Wednesday, June 10, 2020

Literary Ruralism (Part XIX): Lab Girl, by Hope Jahren

This fabulous 2016 book, Lab Girl, is a hybrid memoir, sometimes sub-titled, "A story of trees, science and love."  The book alternates chapters of memoir with chapters on botany that often serve as metaphors for life, for what is happening in her life.  Dr. Hope Jahren grew up in Austin, Minnesota, population 24,718, and she offers a memorable and sometimes poignant description of the small city, a few miles north of the Iowa state line.  In the first chapter of the book, Jahren describes one aspect of her upbringing in Austin. It reminded me the lack of anonymity that marks rural communities, about which I have written so often on this blog. 
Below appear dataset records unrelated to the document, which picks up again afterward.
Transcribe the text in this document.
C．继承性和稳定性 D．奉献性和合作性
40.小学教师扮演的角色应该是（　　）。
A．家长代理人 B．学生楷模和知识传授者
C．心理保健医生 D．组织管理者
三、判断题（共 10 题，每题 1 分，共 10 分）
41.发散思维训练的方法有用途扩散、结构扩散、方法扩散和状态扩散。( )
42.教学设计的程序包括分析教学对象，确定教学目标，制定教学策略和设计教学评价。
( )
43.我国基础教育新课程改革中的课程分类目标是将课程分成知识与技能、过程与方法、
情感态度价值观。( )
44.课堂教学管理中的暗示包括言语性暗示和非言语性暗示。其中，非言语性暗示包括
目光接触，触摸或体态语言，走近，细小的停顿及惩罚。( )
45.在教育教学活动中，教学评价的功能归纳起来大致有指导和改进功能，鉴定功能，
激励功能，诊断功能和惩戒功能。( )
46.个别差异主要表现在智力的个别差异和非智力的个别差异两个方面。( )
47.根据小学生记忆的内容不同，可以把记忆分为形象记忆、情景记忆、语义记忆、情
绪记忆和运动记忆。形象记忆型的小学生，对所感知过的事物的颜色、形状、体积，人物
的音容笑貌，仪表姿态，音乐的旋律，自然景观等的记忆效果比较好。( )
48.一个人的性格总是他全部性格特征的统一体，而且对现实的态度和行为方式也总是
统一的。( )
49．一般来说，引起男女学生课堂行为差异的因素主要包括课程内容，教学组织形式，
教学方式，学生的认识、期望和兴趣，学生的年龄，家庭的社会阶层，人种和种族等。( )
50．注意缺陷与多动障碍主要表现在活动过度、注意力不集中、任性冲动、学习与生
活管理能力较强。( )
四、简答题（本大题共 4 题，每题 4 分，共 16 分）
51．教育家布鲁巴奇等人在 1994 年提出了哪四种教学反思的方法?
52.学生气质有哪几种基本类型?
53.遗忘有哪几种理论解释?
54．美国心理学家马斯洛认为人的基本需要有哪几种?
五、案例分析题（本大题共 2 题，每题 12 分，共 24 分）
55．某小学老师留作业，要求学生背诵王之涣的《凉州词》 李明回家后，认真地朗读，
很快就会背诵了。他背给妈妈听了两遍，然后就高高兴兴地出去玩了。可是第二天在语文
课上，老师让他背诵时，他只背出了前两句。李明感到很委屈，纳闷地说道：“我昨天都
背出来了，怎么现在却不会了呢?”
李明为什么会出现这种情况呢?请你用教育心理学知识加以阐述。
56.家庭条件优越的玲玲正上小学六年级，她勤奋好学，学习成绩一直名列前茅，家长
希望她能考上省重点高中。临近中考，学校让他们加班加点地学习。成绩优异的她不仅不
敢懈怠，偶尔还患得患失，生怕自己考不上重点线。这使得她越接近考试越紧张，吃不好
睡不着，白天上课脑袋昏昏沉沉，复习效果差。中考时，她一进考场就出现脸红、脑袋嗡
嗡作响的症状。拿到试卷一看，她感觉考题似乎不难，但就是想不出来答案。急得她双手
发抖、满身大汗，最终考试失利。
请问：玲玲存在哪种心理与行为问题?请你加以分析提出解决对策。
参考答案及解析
Context:  Jahren's father was a science professor at the community college in Austin, and every night of her childhood, they walked home from his lab at 8 pm.  Here's a description of part of that journey, from p. 11:
We made our way down hand-shoveled sidewalks, past thickly insulated houses that sheltered families who were no doubt partaking of silences similar to our own.  In almost every one of those houses lived someone that we knew.  From playpen to prom, I grew up with the sons and daughters of the girls and boys whom my mother and father had played with when they were children, and none of us could remember a time when we hadn't all known each other, even if our deeply bred reticence kept us from knowing much about each other.  It wasn't until I was seventeen and moved away to college that I discovered how the world is mostly populated by strangers.